Blake Konrardy on the insurtech ecosystem in the US
” I expect more insurtech companies will focus on true disruption“
Blake Konrardy, Vice President of Product at Kin
Insurance Innovators spoke to Blake Konrardy on the growth of insurtechs in the US insurance market and how collaboration may play a crucial role.
Tell us a bit about Kin and how you are disrupting the industry?
B.K. Kin is a home insurance technology company that provides affordable coverage to homeowners in catastrophe-prone regions. We leverage thousands of property data points to customize coverage and prices through a super simple user experience. We take care of the complexity of home insurance so the customer doesn’t have to.
Whereas legacy carriers often neglect catastrophe-prone markets like Florida and California, we focus on serving these regions. These areas have the biggest challenges with insurance supply, but we can successfully service these areas because of our advanced data and granular underwriting.
One other point worth noting: Kin is a full-stack carrier, meaning we have both the tech platform as well as the insurance carrier. This allows us to own the customer experience from beginning to end and make it consistently exceptional. There is no middleman or “You’ll have to talk to the carrier about that.” It’s also more efficient than an agency model, allowing us to pass savings on to customers. And we can roll out new insurance products at our own (very fast) pace.
How is Kin using technology to enhance the lives and experiences of its customers?
B.K. Technology enhances every part of the customer journey at Kin. As much as I personally love insurance, I realize the average consumer wants to spend as little time dealing with it as possible. That’s why we built out an incredibly simple quote and purchase experience that can be completed fully online in under five minutes. For most properties, we get enough data in the background that the customer only needs to answer one or two questions about how they use their home and what coverage they would like to purchase.
For example, we get aerial imagery of the home that allows us to determine the type of roof and the general condition it’s in. This is not only faster but more accurate than trying to explain to a customer the difference between a hip roof and gable roof or 3-tab shingle and architectural shingle.
Technology also improves the claims experience. Customers can notify Kin of claims via text or call. After a catastrophe like a hurricane, we leverage aerial imagery of the area and drones to assess the damage and resolve claims quickly.
What does customer-centricity really mean to you and how does this manifest in the work Kin is doing?
B.K. Customer-centricity to me means putting myself in the shoes of the customer, understanding what is most important to them, and making that most important to me. I always want to understand the customer’s problem before trying to come up with a tech solution.
To this end, we realize that homeowners insurance in Florida is complicated, and many customers are not yet comfortable making coverage decisions without talking to someone. That is why we integrated our simple customer interface with our internal agent view, allowing a customer to seamlessly transition from online self-service to agent service. This allows customers to move at their own speed.

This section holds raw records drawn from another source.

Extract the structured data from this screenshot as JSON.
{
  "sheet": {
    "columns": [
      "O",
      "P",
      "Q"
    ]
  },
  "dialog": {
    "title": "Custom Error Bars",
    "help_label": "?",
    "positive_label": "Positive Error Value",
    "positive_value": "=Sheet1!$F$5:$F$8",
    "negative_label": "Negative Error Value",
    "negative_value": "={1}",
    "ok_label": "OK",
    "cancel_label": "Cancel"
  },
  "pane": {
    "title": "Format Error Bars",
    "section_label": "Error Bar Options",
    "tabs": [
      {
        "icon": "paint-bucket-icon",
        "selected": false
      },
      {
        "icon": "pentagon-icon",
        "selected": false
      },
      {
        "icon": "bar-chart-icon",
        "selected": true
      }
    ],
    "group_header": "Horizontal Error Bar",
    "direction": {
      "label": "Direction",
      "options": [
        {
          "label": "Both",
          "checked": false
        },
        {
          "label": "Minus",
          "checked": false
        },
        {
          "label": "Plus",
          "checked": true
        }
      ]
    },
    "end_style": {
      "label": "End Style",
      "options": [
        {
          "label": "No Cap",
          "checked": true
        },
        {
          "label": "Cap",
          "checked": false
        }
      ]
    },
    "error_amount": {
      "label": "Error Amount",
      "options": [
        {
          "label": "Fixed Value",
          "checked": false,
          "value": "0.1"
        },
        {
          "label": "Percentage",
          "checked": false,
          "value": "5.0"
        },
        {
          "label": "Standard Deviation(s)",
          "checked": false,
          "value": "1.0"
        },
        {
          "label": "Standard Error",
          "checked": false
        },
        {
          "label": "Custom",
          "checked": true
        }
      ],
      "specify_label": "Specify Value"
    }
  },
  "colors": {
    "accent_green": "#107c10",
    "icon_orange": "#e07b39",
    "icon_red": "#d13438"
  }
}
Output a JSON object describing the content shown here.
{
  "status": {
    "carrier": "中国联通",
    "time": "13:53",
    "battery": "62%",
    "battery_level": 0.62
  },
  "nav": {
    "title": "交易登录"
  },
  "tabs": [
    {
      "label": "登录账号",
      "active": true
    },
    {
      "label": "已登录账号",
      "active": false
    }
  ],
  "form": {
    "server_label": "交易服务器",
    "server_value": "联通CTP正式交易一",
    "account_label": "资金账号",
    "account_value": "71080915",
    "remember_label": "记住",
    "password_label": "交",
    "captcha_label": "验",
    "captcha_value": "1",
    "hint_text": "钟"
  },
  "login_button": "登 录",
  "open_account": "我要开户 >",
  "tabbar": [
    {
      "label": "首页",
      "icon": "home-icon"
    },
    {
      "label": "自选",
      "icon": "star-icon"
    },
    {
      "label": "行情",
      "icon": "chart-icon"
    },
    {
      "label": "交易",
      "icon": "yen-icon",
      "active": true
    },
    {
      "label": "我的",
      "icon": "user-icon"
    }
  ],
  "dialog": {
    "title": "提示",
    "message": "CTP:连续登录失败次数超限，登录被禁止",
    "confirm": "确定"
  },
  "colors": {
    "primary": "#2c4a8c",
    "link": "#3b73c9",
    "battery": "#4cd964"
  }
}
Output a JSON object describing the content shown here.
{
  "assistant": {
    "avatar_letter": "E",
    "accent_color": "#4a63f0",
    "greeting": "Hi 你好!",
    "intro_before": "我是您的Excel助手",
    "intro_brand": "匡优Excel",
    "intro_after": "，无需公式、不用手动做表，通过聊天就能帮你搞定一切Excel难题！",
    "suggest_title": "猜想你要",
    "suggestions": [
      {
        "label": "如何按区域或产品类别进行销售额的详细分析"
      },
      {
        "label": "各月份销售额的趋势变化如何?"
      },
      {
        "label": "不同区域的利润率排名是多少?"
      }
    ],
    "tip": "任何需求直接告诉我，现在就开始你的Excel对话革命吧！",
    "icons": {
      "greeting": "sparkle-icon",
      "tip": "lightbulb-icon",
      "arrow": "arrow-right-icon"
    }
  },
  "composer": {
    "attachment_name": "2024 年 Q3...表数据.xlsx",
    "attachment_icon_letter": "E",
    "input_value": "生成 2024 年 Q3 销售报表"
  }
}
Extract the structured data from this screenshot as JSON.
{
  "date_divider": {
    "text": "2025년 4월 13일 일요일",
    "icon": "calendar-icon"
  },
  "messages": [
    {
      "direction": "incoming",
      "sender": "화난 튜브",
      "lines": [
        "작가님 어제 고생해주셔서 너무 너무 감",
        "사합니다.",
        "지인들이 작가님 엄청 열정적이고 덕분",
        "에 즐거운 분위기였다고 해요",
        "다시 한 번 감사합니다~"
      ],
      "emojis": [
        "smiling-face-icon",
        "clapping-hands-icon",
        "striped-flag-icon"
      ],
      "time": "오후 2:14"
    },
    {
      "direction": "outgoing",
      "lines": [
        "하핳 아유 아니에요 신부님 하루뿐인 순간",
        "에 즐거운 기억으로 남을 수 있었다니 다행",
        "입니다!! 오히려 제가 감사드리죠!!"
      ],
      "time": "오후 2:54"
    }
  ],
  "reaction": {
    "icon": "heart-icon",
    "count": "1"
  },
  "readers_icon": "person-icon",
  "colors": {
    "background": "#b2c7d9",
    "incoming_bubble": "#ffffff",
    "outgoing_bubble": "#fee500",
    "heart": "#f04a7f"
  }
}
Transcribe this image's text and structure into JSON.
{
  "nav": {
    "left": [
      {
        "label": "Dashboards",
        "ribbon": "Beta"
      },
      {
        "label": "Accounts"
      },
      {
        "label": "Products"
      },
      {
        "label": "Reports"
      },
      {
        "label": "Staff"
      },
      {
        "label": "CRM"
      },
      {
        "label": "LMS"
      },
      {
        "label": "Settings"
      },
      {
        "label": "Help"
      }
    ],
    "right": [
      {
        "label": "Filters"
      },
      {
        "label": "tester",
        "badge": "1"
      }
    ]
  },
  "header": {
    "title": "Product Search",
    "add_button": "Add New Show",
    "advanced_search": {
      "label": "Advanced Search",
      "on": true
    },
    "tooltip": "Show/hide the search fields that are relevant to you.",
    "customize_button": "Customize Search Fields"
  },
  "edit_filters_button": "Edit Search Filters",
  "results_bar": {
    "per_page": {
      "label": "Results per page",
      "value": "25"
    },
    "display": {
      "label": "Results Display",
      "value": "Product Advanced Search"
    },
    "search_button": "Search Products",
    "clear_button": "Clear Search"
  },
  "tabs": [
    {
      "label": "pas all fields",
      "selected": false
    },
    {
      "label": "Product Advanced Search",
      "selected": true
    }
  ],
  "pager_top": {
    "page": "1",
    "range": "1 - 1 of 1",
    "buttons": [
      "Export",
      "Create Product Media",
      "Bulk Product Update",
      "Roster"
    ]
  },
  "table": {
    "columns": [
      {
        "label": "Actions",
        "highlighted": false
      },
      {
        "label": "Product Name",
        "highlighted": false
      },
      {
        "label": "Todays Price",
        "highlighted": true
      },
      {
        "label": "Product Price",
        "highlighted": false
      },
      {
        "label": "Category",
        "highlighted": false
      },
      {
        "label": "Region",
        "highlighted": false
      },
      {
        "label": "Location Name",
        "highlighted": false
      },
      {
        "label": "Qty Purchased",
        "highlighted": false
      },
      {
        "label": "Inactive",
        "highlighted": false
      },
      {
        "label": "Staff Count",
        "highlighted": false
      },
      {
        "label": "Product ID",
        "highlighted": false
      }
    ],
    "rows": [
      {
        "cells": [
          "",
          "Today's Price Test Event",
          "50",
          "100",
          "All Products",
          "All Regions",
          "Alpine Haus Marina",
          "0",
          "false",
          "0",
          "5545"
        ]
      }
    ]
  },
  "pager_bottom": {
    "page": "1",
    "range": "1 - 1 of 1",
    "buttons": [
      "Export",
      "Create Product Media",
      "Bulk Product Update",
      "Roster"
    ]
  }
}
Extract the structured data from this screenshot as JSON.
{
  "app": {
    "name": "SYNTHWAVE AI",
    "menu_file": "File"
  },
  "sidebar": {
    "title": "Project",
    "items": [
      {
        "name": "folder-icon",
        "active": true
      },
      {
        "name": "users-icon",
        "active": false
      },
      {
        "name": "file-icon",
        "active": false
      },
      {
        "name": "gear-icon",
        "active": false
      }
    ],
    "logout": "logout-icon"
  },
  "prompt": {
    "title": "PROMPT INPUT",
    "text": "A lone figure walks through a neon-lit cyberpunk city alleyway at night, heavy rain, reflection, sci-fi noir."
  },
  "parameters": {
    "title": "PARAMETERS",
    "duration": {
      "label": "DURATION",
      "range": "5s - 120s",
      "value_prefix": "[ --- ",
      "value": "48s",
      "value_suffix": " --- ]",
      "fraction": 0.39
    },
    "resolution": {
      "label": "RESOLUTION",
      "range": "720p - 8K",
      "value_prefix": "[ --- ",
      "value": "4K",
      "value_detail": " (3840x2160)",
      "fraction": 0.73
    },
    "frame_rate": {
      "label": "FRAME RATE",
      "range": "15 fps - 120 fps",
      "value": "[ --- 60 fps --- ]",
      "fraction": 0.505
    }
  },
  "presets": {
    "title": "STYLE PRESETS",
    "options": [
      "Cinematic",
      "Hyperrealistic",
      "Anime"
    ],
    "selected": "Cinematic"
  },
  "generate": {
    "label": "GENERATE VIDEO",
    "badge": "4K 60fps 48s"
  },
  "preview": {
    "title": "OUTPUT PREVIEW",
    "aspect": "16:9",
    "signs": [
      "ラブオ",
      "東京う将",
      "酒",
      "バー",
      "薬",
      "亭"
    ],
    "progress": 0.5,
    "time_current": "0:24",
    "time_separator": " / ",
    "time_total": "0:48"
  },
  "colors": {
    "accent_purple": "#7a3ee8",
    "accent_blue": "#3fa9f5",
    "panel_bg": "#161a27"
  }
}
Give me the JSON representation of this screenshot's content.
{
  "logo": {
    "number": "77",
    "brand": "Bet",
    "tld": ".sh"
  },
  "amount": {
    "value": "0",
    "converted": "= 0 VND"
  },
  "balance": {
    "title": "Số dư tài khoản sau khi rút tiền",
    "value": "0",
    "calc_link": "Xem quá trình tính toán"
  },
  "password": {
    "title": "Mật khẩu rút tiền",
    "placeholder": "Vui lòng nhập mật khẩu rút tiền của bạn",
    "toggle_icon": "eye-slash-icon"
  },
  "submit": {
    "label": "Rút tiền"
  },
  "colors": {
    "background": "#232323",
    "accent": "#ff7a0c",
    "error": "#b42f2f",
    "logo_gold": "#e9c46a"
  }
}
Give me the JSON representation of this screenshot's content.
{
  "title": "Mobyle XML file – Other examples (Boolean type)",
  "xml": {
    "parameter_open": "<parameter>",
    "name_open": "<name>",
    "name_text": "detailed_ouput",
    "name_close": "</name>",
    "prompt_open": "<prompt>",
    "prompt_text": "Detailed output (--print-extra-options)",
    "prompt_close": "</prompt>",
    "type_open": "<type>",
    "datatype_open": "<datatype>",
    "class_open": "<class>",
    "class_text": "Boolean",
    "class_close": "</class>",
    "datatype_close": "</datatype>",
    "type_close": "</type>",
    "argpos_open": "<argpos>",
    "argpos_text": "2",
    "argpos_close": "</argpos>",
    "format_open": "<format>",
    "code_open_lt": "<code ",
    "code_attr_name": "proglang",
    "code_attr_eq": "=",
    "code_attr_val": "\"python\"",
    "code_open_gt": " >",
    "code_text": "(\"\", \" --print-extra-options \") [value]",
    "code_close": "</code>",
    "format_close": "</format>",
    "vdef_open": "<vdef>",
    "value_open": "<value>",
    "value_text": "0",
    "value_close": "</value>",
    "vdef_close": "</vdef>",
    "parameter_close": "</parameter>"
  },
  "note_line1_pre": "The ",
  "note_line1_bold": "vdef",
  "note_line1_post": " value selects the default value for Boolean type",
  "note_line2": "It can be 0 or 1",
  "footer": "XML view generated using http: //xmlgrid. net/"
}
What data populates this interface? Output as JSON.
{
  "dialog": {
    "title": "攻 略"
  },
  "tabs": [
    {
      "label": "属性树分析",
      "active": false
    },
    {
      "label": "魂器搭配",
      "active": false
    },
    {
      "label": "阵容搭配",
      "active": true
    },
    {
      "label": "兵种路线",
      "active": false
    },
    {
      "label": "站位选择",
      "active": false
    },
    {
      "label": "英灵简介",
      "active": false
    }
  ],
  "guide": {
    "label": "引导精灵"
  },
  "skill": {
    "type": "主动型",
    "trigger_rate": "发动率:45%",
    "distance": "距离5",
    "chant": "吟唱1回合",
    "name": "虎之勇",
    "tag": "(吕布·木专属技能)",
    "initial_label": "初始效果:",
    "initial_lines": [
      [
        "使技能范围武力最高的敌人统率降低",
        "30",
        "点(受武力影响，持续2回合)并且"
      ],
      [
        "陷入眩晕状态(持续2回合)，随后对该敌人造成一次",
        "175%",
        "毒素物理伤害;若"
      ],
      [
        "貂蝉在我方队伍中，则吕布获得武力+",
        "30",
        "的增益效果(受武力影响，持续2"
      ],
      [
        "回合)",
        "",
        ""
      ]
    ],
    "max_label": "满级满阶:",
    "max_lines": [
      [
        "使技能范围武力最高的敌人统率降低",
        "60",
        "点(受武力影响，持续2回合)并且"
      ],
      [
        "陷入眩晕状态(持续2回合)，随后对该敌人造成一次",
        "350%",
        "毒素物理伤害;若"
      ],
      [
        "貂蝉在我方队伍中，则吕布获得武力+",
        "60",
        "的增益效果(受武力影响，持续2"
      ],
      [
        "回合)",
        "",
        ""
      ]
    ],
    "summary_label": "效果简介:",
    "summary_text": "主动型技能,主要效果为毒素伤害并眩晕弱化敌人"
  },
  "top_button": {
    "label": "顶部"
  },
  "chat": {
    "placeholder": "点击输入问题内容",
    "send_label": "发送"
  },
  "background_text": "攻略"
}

How do you see the role of insurtech evolving in the US insurance market??
B.K. Currently, a large portion of the insurtech ecosystem is focused on helping modernize traditional insurance carriers by transitioning off their legacy systems. While this is a logical step to make these companies more efficient, it is not transformative change.
Moving forward, I expect more insurtech companies will focus on true disruption by taking control of the end-to-end customer experience with their own carriers and integrating across other industries and points of sale. For example, an auto insurance company may also offer transportation services, and a home insurance company may offer warranty and repair services.
To what extent is collaboration crucial to future success (both from the perspective of incumbents and insurtechs) in the insurance industry?
B.K. Insurance companies today have some combination of a deep relationship with customers, innovative technology, operating efficiency, and capital. No one has all of them. This is where collaboration is needed. Incumbents need support to transform from legacy carriers into tech companies. Startups need capital and scale to achieve operating efficiency. Ultimately, the companies that can do all of these in-house will be the most successful, but until then, cross-company collaboration is needed.
Longer-term, the most valuable collaboration will be between insurers and other points of sale.
What does 2020 hold for Kin?
B.K. 2019 was a foundational year for Kin. We launched our insurance carrier in Florida, complete with our own policy admin system and customer-facing app. 2020 will be focused on rapid growth. We will ramp up our marketing to go deeper in existing channels as well as expand to new ones. We will also continue to add new insurance products like HO-6 (condo) and DP-3 (rental homes).
Given the changing climate and increased rate of catastrophes, we plan to double-down on our goal to support catastrophe-prone areas that are exposed to wildfire or hurricane risk and will focus our expansion in those areas.